Using C# in .NET 6.0 I am coming across warnings which say "Cannot convert null literal to non-nullable reference type." Which I thought classes were nullable and were able to be set as null...

This produces the Warning:

    public class Foo
    {
        public string Name { get; set; }

        public Foo()
        {
            Name = "";
        }
    }

    public class Bar
    {
        public Foo fooClass;

        public Bar()
        {
            // Because I don't want to set it as anything yet.
            fooClass = null;
        }

        public void FooBarInit()
        {
            fooClass = new Foo();
        }
    }

But doing this gives me no warning

    public class Foo
    {
        public string Name { get; set; }

        public Foo()
        {
            Name = "";
        }
    }

    public class Bar
    {
        public Foo? fooClass;

        public Bar()
        {
            // Because I don't want to set it as anything yet.
            fooClass = null;
        }

        public void FooBarInit()
        {
            fooClass = new Foo();
        }
    }

However now lets attempt to use the Name variable in Foo inside of Bar

    public class Foo
    {
        public string Name { get; set; }

        public Foo()
        {
            Name = "";
        }
    }

    public class Bar
    {
        public Foo? fooClass;

        public Bar()
        {
            // Because I don't want to set it as anything yet.
            fooClass = null;
        }

        public void FooBarInit()
        {
            fooClass = new Foo();
        }

        public void FooBarTest()
        {
            Console.WriteLine(fooClass.Name); // Warning here which tells me fooClass maybe null
        }
    }

However FooBarTest will never run without the FooBarInit being ran first. So it'll never be null and if it is, I would have an error handling situation after that.
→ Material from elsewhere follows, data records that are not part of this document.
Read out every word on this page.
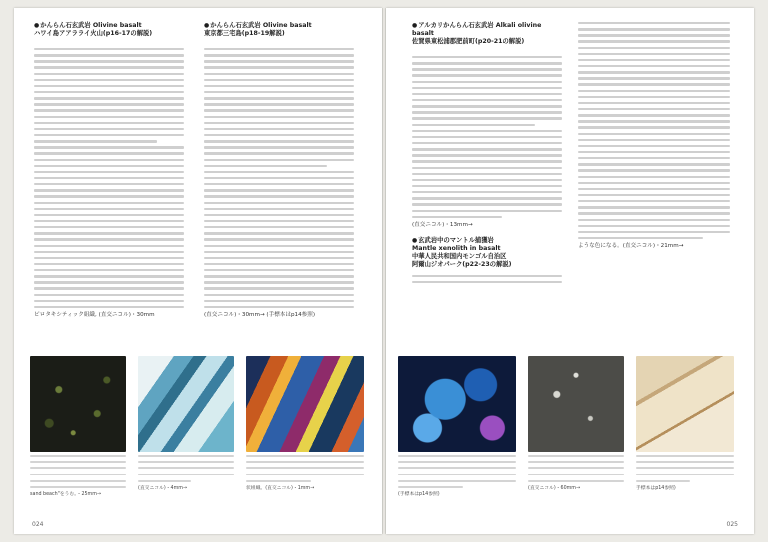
●かんらん石玄武岩 Olivine basalt
ハワイ島アアラライ火山(p16-17の解説)
ピロタキシティック組織, (直交ニコル)・30mm
●かんらん石玄武岩 Olivine basalt
東京都三宅島(p18-19解説)
(直交ニコル)・30mm→ (手標本はp14参照)
sand beach"をうむ。・25mm→
(直交ニコル)・4mm→	状組織。(直交ニコル)・1mm→
024
●アルカリかんらん石玄武岩 Alkali olivine basalt
佐賀県東松浦郡肥前町(p20-21の解説)
(直交ニコル)・13mm→
●玄武岩中のマントル捕獲岩
Mantle xenolith in basalt
中華人民共和国内モンゴル自治区
阿爾山ジオパーク(p22-23の解説)
ような色になる。(直交ニコル)・21mm→
(手標本はp14参照)
(直交ニコル)・60mm→	手標本はp14参照)
025
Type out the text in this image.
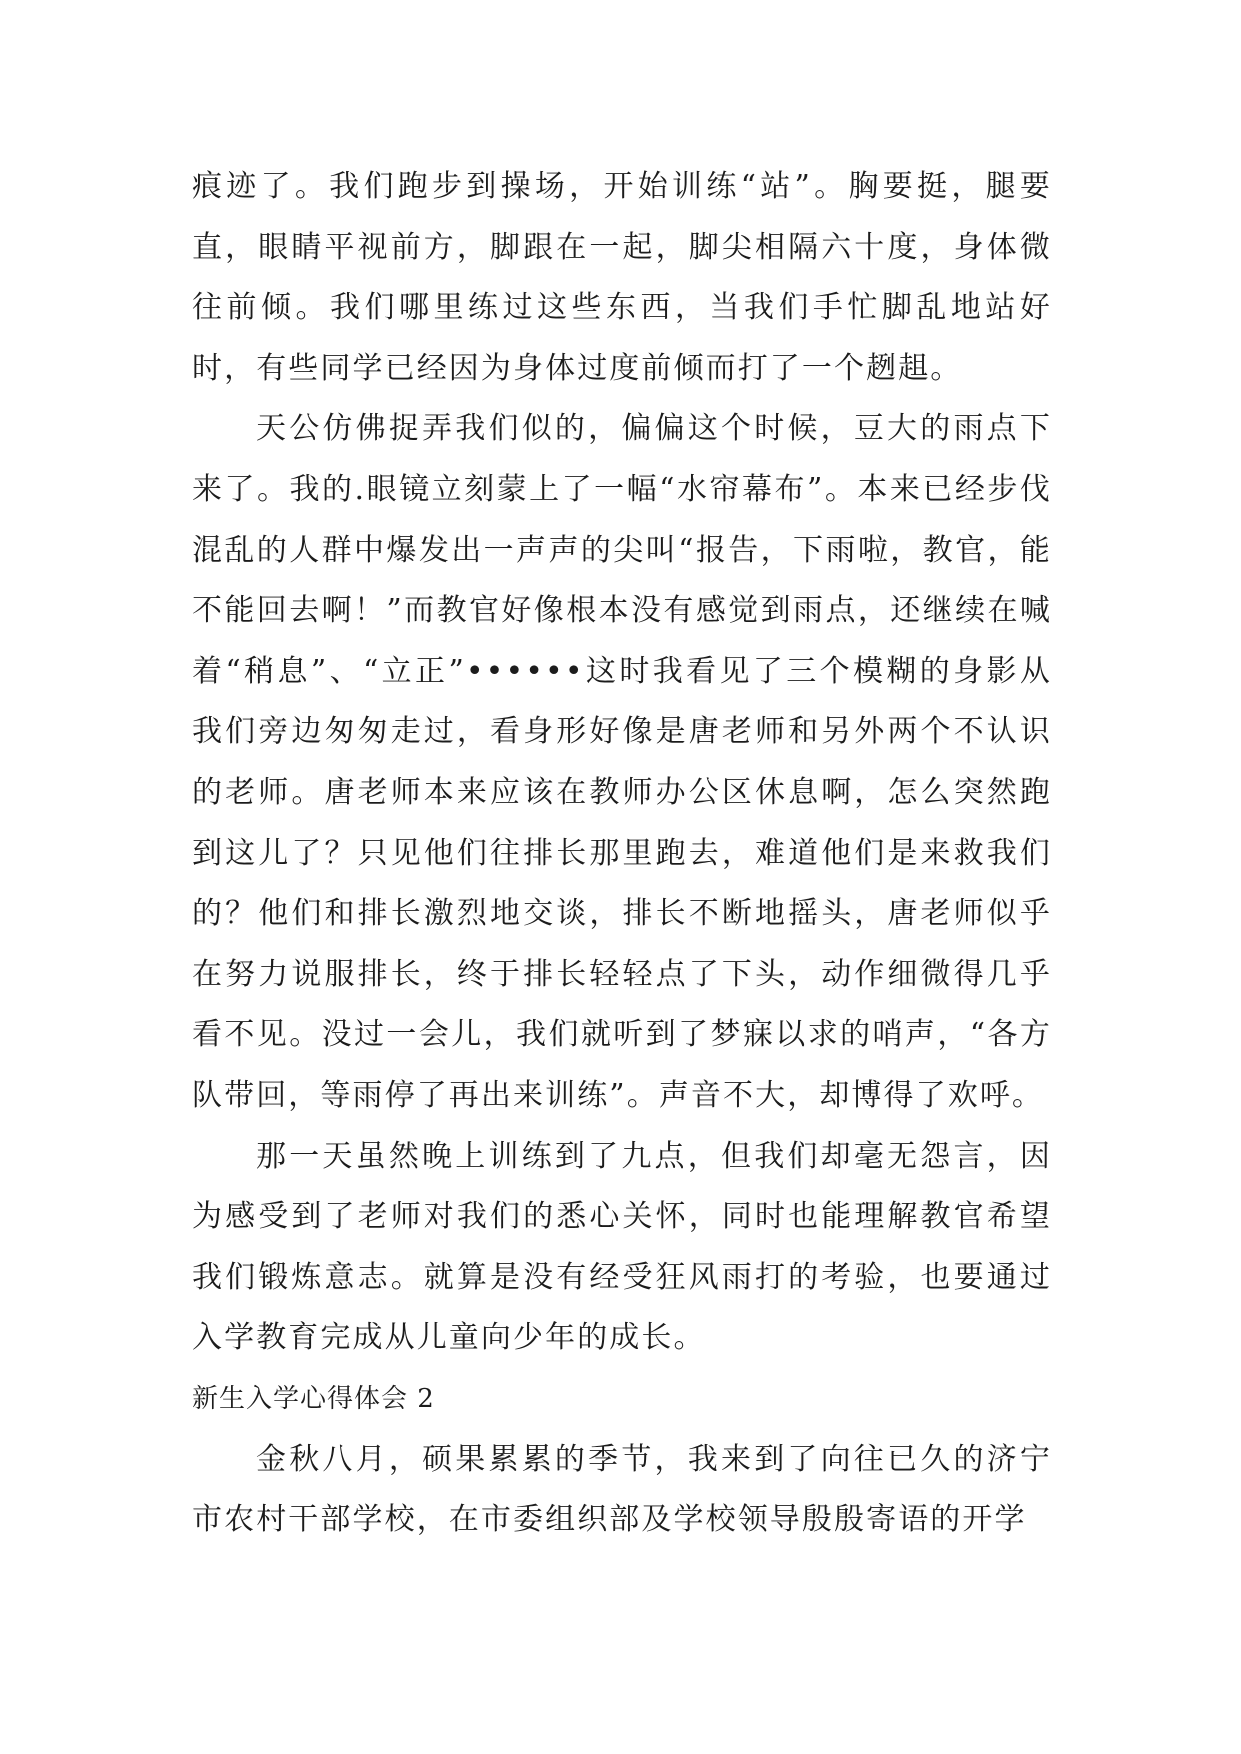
痕迹了。我们跑步到操场，开始训练“站”。胸要挺，腿要直，眼睛平视前方，脚跟在一起，脚尖相隔六十度，身体微往前倾。我们哪里练过这些东西，当我们手忙脚乱地站好时，有些同学已经因为身体过度前倾而打了一个趔趄。

天公仿佛捉弄我们似的，偏偏这个时候，豆大的雨点下来了。我的.眼镜立刻蒙上了一幅“水帘幕布”。本来已经步伐混乱的人群中爆发出一声声的尖叫“报告，下雨啦，教官，能不能回去啊！”而教官好像根本没有感觉到雨点，还继续在喊着“稍息”、“立正”••••••这时我看见了三个模糊的身影从我们旁边匆匆走过，看身形好像是唐老师和另外两个不认识的老师。唐老师本来应该在教师办公区休息啊，怎么突然跑到这儿了？只见他们往排长那里跑去，难道他们是来救我们的？他们和排长激烈地交谈，排长不断地摇头，唐老师似乎在努力说服排长，终于排长轻轻点了下头，动作细微得几乎看不见。没过一会儿，我们就听到了梦寐以求的哨声，“各方队带回，等雨停了再出来训练”。声音不大，却博得了欢呼。

那一天虽然晚上训练到了九点，但我们却毫无怨言，因为感受到了老师对我们的悉心关怀，同时也能理解教官希望我们锻炼意志。就算是没有经受狂风雨打的考验，也要通过入学教育完成从儿童向少年的成长。

新生入学心得体会 2

金秋八月，硕果累累的季节，我来到了向往已久的济宁市农村干部学校，在市委组织部及学校领导殷殷寄语的开学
My question is, why do I have to set classes to allow null when they should inherently accept null anyway?

If I use the "?" after declaring a class... I now have to check if it's null... ANY time I want to call that class, it makes my code look atrocious. Any fixes or ability to turn it off?

CodePudding user response:

Although it's a very nice feature, you can still disable it by changing the value of the Nullable property to disable in your .csproj file:

  <PropertyGroup>
    ...
    <Nullable>disable</Nullable>
    ...
  </PropertyGroup>

CodePudding user response:

If you know that the value of a nullable type cannot possibly be null, you can use the null-forgiving operator.

Console.WriteLine(fooClass!.Name);

You can also (bizarrely to this Kotlin dev) assign null to a non-nullable type using this mechanism:

public Foo fooClass = null!;

This answer suggests it's similar to using lateinit in Kotlin, which says to the compiler "I promise this will have been set to something non-null by the time I come to use it". You can initialize the variable to null with this technique, but you can't set it to null later on.